Nosql Injection in Chi with Cockroachdb
Nosql Injection in Chi with Cockroachdb — how this specific combination creates or exposes the vulnerability
Nosql Injection occurs when user-controlled input is interpreted as part of the query language rather than as data. In a Chi application using Cockroachdb, this typically arises when building SQL strings dynamically with values from request parameters, headers, or JSON payloads. Cockroachdb implements PostgreSQL wire protocol and syntax, so injection patterns that work against PostgreSQL can apply when SQL is constructed incorrectly in Go handlers.
Chi routes often use URL parameters or path variables that are concatenated into SQL strings. For example, extracting a userID from the request context and inserting it directly into a string that is then executed exposes the endpoint to injection. Even though Cockroachdb supports prepared statements and parameterized queries, developers sometimes bypass them for dynamic table names or operators, which cannot be parameterized and require careful sanitization.
Consider a Chi endpoint that retrieves a user by tenant and status:
// Unsafe: string concatenation with user input
userID := chi.URLParam(r, "userID")
status := chi.URLParam(r, "status")
query := fmt.Sprintf("SELECT id, email FROM users WHERE tenant_id = '%s' AND status = '%s'", tenantID, status)
rows, err := db.Query(query)
If an attacker provides userID as ' OR '1'='1, the resulting query can bypass intended filters and return unintended rows.
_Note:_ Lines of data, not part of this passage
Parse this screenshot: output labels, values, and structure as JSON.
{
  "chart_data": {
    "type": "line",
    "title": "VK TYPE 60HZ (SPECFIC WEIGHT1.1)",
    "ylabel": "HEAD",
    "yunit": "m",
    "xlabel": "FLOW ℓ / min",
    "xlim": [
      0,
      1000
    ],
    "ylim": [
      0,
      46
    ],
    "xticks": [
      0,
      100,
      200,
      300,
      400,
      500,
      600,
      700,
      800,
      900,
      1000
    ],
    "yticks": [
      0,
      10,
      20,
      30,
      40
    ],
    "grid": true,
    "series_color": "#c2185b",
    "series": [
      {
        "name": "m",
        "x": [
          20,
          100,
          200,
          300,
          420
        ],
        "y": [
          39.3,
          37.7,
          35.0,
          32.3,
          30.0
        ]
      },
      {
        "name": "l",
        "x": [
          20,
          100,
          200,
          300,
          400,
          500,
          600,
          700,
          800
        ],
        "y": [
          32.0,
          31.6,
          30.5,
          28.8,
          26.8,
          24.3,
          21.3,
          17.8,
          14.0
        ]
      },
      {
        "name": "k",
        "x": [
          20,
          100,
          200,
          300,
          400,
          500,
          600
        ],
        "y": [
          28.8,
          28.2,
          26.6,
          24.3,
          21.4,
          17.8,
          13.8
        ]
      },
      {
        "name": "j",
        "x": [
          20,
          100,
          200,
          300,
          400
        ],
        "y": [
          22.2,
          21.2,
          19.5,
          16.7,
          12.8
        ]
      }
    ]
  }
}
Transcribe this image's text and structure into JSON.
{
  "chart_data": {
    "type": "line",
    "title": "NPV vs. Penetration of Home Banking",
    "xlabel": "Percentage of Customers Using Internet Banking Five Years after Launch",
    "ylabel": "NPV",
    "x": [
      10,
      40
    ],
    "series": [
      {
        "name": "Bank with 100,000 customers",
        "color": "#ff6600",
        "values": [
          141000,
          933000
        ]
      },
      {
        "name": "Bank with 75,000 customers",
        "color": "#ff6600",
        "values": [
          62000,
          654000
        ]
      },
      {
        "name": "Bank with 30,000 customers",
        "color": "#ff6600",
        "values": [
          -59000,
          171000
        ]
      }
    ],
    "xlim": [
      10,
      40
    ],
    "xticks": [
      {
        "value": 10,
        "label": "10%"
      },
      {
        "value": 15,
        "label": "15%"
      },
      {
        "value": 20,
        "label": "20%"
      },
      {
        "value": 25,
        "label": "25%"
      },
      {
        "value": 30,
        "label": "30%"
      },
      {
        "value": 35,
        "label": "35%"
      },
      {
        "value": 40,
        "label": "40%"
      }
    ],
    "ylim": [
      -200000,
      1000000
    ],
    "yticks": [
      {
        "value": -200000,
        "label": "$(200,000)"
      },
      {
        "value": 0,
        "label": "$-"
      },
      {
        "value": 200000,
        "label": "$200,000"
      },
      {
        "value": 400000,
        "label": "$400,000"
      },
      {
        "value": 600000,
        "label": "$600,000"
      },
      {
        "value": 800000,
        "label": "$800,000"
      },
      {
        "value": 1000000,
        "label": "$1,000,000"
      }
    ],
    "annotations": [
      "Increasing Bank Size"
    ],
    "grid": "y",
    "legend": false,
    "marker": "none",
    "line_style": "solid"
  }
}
Cockroachdb will execute the modified logic, potentially exposing data across tenants. This is a classic BOLA/IDOR vector facilitated by unsafe string building.
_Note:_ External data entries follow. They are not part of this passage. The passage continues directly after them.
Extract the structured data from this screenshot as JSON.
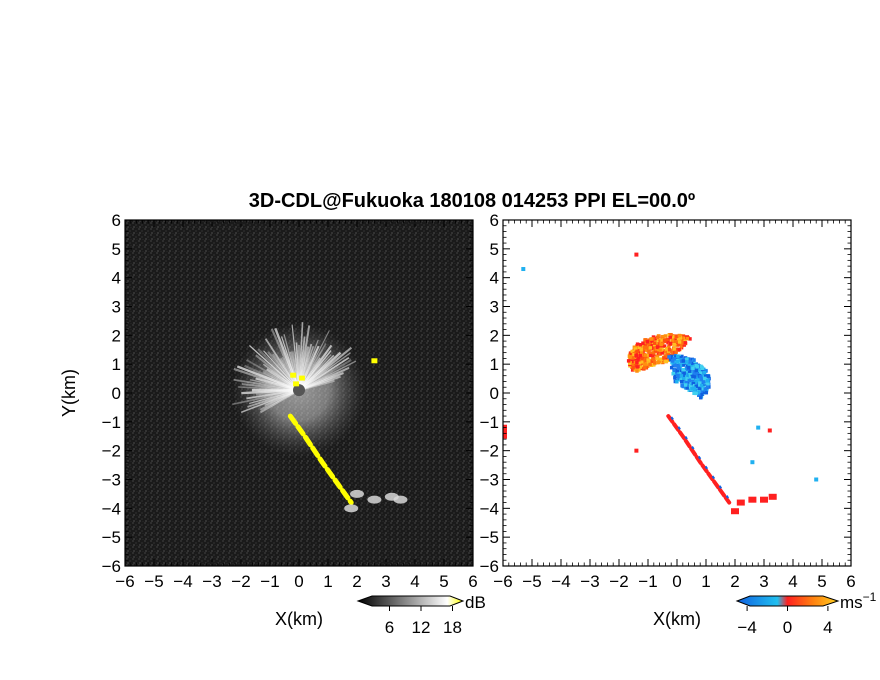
{
  "chart_data": [
    {
      "type": "heatmap",
      "title": "3D-CDL@Fukuoka 180108 014253 PPI EL=00.0º",
      "panel": "left",
      "field": "intensity",
      "xlabel": "X(km)",
      "ylabel": "Y(km)",
      "xlim": [
        -6,
        6
      ],
      "ylim": [
        -6,
        6
      ],
      "xticks": [
        "−6",
        "−5",
        "−4",
        "−3",
        "−2",
        "−1",
        "0",
        "1",
        "2",
        "3",
        "4",
        "5",
        "6"
      ],
      "yticks": [
        "6",
        "5",
        "4",
        "3",
        "2",
        "1",
        "0",
        "−1",
        "−2",
        "−3",
        "−4",
        "−5",
        "−6"
      ],
      "background": "#1c1c1c",
      "colorbar": {
        "unit": "dB",
        "ticks": [
          "6",
          "12",
          "18"
        ],
        "tick_values": [
          6,
          12,
          18
        ],
        "range": [
          0,
          20
        ],
        "colors": [
          "#000000",
          "#ffffff",
          "#ffff00"
        ]
      },
      "features": {
        "bright_fan": {
          "center": [
            0,
            0.1
          ],
          "radius_km": 2.3,
          "angle_from_deg": 15,
          "angle_to_deg": 210
        },
        "yellow_streak": [
          [
            -0.3,
            -0.8
          ],
          [
            0.2,
            -1.5
          ],
          [
            0.8,
            -2.4
          ],
          [
            1.3,
            -3.1
          ],
          [
            1.8,
            -3.8
          ]
        ],
        "white_patches": [
          [
            2.0,
            -3.5
          ],
          [
            2.6,
            -3.7
          ],
          [
            3.2,
            -3.6
          ],
          [
            3.5,
            -3.7
          ],
          [
            1.8,
            -4.0
          ]
        ]
      }
    },
    {
      "type": "heatmap",
      "panel": "right",
      "field": "radial_velocity",
      "xlabel": "X(km)",
      "xlim": [
        -6,
        6
      ],
      "ylim": [
        -6,
        6
      ],
      "xticks": [
        "−6",
        "−5",
        "−4",
        "−3",
        "−2",
        "−1",
        "0",
        "1",
        "2",
        "3",
        "4",
        "5",
        "6"
      ],
      "yticks": [
        "6",
        "5",
        "4",
        "3",
        "2",
        "1",
        "0",
        "−1",
        "−2",
        "−3",
        "−4",
        "−5",
        "−6"
      ],
      "background": "#ffffff",
      "colorbar": {
        "unit": "ms",
        "unit_exp": "−1",
        "ticks": [
          "−4",
          "0",
          "4"
        ],
        "tick_values": [
          -4,
          0,
          4
        ],
        "range": [
          -5,
          5
        ],
        "colors": [
          "#1060e0",
          "#20c0f0",
          "#ff2020",
          "#ff8010",
          "#ffd020"
        ]
      },
      "features": {
        "positive_region": {
          "center": [
            -0.3,
            1.2
          ],
          "extent_km": 1.6,
          "color": "#ff7010"
        },
        "negative_region": {
          "center": [
            0.9,
            0.8
          ],
          "extent_km": 1.5,
          "color": "#1060e0"
        },
        "streak": [
          [
            -0.3,
            -0.8
          ],
          [
            0.2,
            -1.5
          ],
          [
            0.8,
            -2.4
          ],
          [
            1.3,
            -3.1
          ],
          [
            1.8,
            -3.8
          ]
        ],
        "specks": [
          [
            -5.3,
            4.3
          ],
          [
            -1.4,
            4.8
          ],
          [
            2.8,
            -1.2
          ],
          [
            3.2,
            -1.3
          ],
          [
            4.8,
            -3.0
          ],
          [
            -1.4,
            -2.0
          ],
          [
            2.6,
            -2.4
          ]
        ]
      }
    }
  ]
}
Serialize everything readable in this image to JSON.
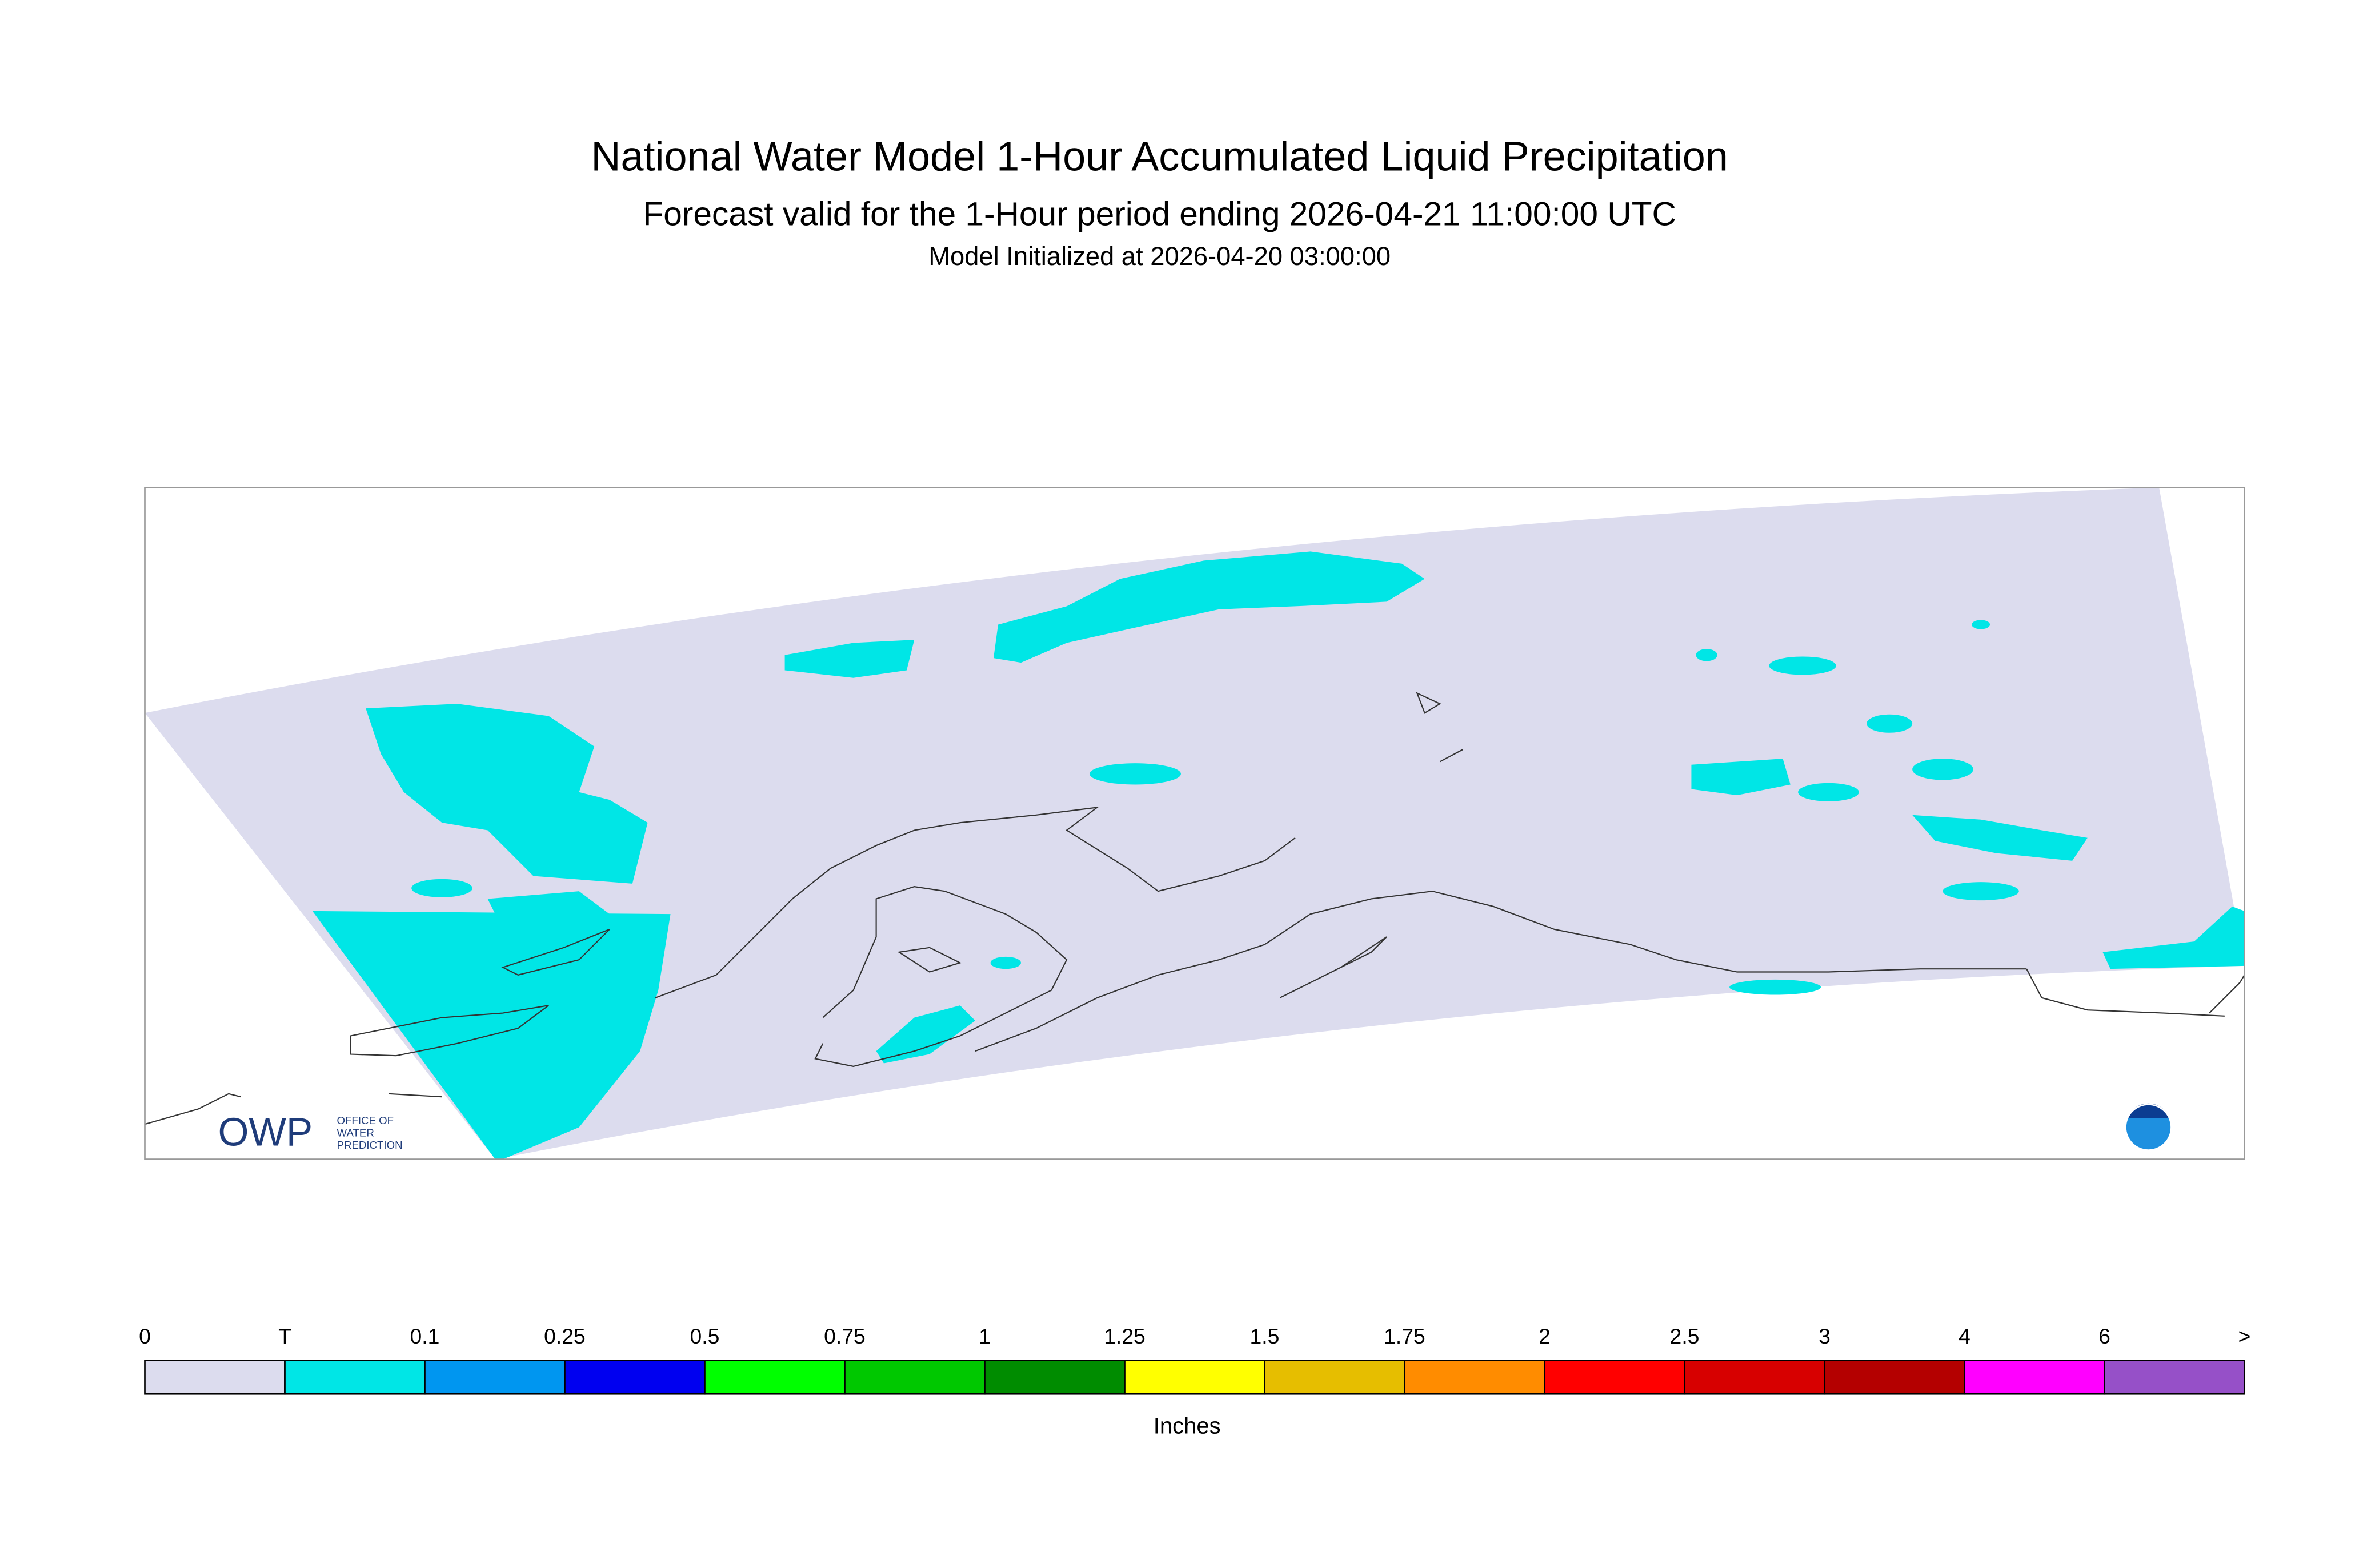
{
  "header": {
    "title": "National Water Model 1-Hour Accumulated Liquid Precipitation",
    "subtitle": "Forecast valid for the 1-Hour period ending 2026-04-21 11:00:00 UTC",
    "initialized": "Model Initialized at 2026-04-20 03:00:00"
  },
  "legend": {
    "labels": [
      "0",
      "T",
      "0.1",
      "0.25",
      "0.5",
      "0.75",
      "1",
      "1.25",
      "1.5",
      "1.75",
      "2",
      "2.5",
      "3",
      "4",
      "6",
      ">"
    ],
    "colors": [
      "#dcdcee",
      "#00e6e6",
      "#0096f0",
      "#0000f0",
      "#00ff00",
      "#00c800",
      "#008c00",
      "#ffff00",
      "#e6be00",
      "#ff8c00",
      "#ff0000",
      "#d70000",
      "#b40000",
      "#ff00ff",
      "#9650c8"
    ],
    "unit": "Inches"
  },
  "logo": {
    "name": "OWP",
    "line1": "OFFICE OF",
    "line2": "WATER",
    "line3": "PREDICTION"
  }
}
Another scenario involves JSON input where keys or values are interpreted as identifiers or operators. If a handler unmarshals JSON and uses fields to construct dynamic SQL without validation, injection can occur. For example, using a field to specify a sort column without allowlisting enables injection:
// Unsafe: using JSON field directly in ORDER BY
var payload struct {
SortField string `json:"sort_field"`
}
if json.NewDecoder(r.Body).Decode(&payload) == nil {
query := fmt.Sprintf("SELECT id, name FROM users ORDER BY %s", payload.SortField)
rows, err := db.Query(query)
}
Here, an attacker can supply name; DROP TABLE users-- as sort_field
LLM/AI Security checks in middleBrick detect scenarios where prompts or generated code encourage unsafe concatenation, and they highlight findings that map to OWASP API Top 10 A03:2023 Injection. Continuous monitoring in the Pro plan can alert you when new endpoints or changes introduce such patterns before they reach production.
Cockroachdb-Specific Remediation in Chi — concrete code fixes
Remediation centers on using parameterized queries, allowlisting, and strict input validation. For Cockroachdb in Chi, always prefer placeholders for values and avoid interpolating user input into SQL text.
Safe query using placeholders:
// Safe: parameterized query
userID := chi.URLParam(r, "userID")
status := chi.URLParam(r, "status")
query := "SELECT id, email FROM users WHERE tenant_id = $1 AND status = $2"
rows, err := db.Query(query, tenantID, status)
Note the use of $1 and $2 placeholders. Cockroachdb recognizes this style and treats the provided values strictly as data, preventing injection.
For dynamic table or column names (which cannot be parameterized), implement strict allowlisting:
// Safe: allowlist for column names
validColumns := map[string]bool{"name": true, "email": true, "created_at": true}
sortField := chi.URLParam(r, "sort_field")
if !validColumns[sortField] {
http.Error(w, "invalid sort field", http.StatusBadRequest)
return
}
query := "SELECT id, name FROM users ORDER BY " + sortField
rows, err := db.Query(query)
This ensures only known-safe identifiers are used. In a Chi middleware, you can centralize such checks to keep handlers clean.
When working with JSON input, validate and sanitize each field rather than directly interpolating:
// Safe: validate and use parameterized queries with JSON input
var payload struct {
TenantID string `json:"tenant_id"`
Status string `json:"status"`
Sort string `json:"sort"`
}
if err := json.NewDecoder(r.Body).Decode(&payload); err != nil {
http.Error(w, "invalid request", http.StatusBadRequest)
return
}
if payload.Sort != "asc" && payload.Sort != "desc" {
payload.Sort = "asc"
}
query := "SELECT id, email FROM users WHERE tenant_id = $1 AND status = $2 ORDER BY created_at " + payload.Sort
rows, err := db.Query(query, payload.TenantID, payload.Status)
For scans that verify these patterns, the CLI tool can be used locally: middlebrick scan <url>. In CI/CD, the GitHub Action can enforce a minimum security score and fail builds if unsafe patterns are detected. The MCP Server enables scanning from AI coding assistants, helping catch issues during development.
Remediation guidance from findings includes using parameterized queries, allowlisting identifiers, and validating JSON against schemas. These steps reduce the attack surface and align with compliance mappings to OWASP API Top 10 and SOC2 controls.